Owenwatch:
I saw him tonight and he wanted you to know he has a new morphine machine, the last one was acting up a bit. He is at the stage where the shock of the new has worn off and the adrenalin/fear of the upcoming operation has gone... so boredom is beginning to creep into his day. Sleep has been difficult at night too. The ward bay he is in has only 6 beds and the past two nights have seen a new patient being admitted around 3am each time! Oh and the Alter Kocker in the end bed talks to himself all night.
It now looks like he won't be out till Monday, the troublesome disc has caused more internal damage than was originally thought so the surgeon wants to keep him in for a bit longer to make sure he's responding as he should.
Tomorrow (Saturday) is a big day.. he is going to attempt to stand for the first time since the op... say a prayer to your personal Jesus.
On other matters...
Just finished reading Jill Dawson's WATCH ME DISAPPEAR which is about Tina, a woman in her 40s, returning for her brother's wedding to the Cambridgeshire village where she grew up. Inspired by the Soham schoolgirl case of a few years ago the book tells of Tina being haunted by the memory of her best friend at primary school who disappeared one summer afternoon and was never seen again. She also cannot shake the gnawing fear that her own father might have the murderer.
Dawson certainly conjures up the strange sunlit world of a ten year old girl that contains the long shadows of sexual curiosity and unspoken family tension. She also captures the limbo of guilt and unresolved feelings that Tina feels at her friend - who she had recently had a falling-out with - disappearing yet being present in the newspapers and television re-invention of her personality.

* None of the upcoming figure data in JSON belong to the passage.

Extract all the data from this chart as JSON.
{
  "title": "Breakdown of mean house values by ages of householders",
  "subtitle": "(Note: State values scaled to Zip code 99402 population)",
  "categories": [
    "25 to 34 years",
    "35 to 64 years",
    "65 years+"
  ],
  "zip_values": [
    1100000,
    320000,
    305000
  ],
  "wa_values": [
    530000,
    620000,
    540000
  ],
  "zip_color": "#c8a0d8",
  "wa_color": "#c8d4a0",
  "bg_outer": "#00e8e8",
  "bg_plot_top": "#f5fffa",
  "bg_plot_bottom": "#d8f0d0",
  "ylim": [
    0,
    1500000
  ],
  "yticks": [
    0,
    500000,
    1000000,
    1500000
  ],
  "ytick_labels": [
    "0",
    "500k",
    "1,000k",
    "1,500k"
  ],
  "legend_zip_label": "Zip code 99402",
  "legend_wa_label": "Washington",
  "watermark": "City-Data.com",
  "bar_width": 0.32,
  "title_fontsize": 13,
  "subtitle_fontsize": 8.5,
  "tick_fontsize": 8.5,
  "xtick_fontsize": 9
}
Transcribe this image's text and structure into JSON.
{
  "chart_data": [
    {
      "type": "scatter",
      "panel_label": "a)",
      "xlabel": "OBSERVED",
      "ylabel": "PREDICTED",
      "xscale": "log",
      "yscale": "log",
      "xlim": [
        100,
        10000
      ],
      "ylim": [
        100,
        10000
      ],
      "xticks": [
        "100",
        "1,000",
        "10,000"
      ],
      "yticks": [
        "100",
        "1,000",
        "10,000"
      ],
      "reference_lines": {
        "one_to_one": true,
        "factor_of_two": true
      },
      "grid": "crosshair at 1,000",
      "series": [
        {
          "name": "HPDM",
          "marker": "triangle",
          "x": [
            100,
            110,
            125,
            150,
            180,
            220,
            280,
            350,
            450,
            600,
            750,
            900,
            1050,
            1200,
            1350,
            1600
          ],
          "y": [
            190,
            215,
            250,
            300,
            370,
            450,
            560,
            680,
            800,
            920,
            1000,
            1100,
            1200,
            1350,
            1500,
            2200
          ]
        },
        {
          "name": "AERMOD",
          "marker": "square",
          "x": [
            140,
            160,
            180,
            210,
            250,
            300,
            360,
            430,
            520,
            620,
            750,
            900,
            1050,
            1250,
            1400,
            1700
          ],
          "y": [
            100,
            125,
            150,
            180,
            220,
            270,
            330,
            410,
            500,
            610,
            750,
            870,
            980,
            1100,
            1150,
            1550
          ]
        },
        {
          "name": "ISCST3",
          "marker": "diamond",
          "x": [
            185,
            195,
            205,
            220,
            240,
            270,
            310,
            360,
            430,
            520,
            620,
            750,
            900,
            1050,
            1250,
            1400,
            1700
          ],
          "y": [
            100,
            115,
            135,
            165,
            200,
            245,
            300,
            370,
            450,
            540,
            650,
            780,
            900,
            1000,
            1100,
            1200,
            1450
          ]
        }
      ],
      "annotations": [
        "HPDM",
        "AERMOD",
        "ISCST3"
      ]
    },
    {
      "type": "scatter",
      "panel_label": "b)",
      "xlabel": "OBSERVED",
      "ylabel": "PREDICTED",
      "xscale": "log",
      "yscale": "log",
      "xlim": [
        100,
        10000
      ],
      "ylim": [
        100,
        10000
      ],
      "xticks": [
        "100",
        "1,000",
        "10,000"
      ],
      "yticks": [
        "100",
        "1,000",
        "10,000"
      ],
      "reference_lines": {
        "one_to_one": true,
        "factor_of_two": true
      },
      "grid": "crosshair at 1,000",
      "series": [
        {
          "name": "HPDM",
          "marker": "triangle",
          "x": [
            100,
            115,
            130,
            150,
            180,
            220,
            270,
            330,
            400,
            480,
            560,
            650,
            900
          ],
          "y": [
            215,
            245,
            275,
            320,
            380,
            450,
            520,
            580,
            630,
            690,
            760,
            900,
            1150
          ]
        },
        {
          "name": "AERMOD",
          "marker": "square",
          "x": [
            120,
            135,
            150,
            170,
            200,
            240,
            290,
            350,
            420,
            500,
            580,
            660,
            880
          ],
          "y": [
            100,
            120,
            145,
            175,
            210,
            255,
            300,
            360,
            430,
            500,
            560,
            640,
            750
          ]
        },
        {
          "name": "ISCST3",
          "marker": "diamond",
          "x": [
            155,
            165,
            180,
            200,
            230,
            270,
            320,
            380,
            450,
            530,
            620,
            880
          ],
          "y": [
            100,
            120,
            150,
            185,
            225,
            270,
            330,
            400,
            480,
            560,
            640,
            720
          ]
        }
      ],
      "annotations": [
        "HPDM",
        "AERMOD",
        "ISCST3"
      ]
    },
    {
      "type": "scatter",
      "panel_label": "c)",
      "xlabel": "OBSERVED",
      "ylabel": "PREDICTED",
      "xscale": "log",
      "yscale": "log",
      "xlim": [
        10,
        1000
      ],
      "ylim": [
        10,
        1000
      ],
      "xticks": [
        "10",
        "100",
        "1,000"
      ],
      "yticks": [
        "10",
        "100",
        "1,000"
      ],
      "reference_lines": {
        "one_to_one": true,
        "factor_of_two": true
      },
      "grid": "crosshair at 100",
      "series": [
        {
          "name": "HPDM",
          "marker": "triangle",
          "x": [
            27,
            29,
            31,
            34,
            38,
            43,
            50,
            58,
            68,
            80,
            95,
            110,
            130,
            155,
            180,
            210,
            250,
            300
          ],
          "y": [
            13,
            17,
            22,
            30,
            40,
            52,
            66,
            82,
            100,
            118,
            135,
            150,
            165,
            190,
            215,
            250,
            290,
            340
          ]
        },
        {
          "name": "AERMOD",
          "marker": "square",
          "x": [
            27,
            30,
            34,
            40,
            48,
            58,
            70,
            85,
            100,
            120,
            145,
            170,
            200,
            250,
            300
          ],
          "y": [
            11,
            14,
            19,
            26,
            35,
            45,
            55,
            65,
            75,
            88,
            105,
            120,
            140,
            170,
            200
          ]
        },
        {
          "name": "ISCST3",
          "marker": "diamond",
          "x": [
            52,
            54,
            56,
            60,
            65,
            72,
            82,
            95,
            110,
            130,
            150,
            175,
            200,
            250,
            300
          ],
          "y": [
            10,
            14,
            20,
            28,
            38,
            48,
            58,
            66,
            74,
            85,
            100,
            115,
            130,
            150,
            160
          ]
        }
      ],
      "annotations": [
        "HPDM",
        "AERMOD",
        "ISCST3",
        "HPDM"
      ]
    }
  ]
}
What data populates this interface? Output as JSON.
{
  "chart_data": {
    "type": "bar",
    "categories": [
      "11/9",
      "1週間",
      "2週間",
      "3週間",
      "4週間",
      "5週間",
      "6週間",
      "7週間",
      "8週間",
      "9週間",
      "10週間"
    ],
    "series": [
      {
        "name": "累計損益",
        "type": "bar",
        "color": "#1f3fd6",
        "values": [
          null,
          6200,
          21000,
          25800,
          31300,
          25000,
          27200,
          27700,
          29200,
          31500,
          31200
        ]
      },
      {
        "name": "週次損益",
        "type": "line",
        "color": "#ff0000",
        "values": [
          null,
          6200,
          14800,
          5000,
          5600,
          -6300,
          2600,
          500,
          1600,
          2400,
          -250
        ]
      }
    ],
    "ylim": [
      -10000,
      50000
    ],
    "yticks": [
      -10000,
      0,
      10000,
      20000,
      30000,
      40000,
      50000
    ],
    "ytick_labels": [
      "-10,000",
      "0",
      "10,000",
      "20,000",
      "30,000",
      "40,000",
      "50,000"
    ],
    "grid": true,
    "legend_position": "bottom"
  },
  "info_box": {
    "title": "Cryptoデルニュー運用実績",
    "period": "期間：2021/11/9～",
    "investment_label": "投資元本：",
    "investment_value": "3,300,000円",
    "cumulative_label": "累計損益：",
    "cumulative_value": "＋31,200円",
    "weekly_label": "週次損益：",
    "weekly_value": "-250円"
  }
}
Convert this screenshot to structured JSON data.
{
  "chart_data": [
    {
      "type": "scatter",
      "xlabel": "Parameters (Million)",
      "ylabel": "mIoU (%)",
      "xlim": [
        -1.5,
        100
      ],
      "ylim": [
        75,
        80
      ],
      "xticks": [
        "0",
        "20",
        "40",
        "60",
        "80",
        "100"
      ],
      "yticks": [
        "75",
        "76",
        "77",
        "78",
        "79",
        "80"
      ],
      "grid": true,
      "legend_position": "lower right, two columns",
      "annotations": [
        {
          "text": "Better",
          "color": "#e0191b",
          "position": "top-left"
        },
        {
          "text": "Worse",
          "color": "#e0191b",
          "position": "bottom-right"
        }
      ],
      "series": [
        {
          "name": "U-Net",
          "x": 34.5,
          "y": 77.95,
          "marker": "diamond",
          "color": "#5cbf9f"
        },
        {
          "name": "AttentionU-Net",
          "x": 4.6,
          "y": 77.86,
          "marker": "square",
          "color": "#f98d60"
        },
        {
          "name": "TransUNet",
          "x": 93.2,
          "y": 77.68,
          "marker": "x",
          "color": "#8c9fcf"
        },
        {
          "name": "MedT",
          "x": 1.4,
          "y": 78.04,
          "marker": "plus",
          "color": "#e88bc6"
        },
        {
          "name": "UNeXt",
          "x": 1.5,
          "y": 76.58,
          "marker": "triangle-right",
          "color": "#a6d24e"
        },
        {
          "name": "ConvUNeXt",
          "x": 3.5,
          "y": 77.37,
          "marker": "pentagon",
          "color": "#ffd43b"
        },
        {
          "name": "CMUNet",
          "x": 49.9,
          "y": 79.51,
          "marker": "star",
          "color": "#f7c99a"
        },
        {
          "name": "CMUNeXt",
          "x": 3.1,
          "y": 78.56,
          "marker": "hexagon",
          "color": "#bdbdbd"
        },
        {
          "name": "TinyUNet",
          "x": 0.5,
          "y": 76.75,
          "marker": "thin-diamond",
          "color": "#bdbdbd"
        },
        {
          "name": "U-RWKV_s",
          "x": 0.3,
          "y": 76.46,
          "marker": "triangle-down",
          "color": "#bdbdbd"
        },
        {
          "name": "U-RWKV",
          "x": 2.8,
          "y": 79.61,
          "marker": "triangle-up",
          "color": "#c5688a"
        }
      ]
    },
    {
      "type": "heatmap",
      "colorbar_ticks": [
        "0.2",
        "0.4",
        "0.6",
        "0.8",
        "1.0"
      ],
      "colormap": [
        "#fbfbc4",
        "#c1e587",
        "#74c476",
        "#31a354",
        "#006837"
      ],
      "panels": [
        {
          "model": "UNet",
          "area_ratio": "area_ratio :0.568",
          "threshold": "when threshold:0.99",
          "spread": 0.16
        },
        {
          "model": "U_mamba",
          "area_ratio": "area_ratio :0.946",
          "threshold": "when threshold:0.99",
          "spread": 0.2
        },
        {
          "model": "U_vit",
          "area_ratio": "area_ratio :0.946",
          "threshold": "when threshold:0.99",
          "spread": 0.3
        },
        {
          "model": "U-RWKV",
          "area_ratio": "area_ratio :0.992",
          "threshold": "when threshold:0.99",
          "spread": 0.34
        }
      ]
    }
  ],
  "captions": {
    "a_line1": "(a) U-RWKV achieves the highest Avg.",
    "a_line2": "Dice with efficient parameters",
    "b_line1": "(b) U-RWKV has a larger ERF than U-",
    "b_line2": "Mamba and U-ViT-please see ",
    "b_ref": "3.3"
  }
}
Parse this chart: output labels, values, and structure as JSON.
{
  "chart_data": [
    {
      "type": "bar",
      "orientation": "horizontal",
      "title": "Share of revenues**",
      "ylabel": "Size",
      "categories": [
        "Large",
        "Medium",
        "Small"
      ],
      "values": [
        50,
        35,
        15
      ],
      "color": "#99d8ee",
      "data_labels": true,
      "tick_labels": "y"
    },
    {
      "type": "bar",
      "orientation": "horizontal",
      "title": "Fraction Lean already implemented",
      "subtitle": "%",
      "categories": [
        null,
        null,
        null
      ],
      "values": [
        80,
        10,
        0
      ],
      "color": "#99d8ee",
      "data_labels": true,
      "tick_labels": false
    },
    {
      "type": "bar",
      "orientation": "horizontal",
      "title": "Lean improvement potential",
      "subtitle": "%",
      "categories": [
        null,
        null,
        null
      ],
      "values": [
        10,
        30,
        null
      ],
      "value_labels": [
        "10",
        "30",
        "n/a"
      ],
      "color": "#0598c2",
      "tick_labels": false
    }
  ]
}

This all comes to a head when Tina is asked by the police to "be" her friend in a televised reconstruction of the girl's last known journey.
So there was I, being quietly gripped by the narrative and in particular the spot-on evocation of growing up in the early 1970s when suddenly there it was, staring out at me on page 195...
"...cutting out pictures of Clodagh Rogers winning the Eurovision Song Contest..."
OI DAWSON NO!
Clodagh RoDgers didn't win bloody Eurovision!!
I should know... I was watching the bloody thing through teary eyes.
Now over the years I have learnt to gloss over cultural references in books or tv shows where an actor or a film are muddled up - but it's hardly like Eurovision isn't well referenced on the damn internet.
Bad, bad, bad, bad, bad.
2 comments:
Clodagh should have won due to the pink spangly hotpants alone. I hope you've sent the author a stern missive.
I actually googled her to see if she had a webspace but you can only contact her through her publishers.
I didn't e-mail.. you just KNOW it wouldn't be forwarded.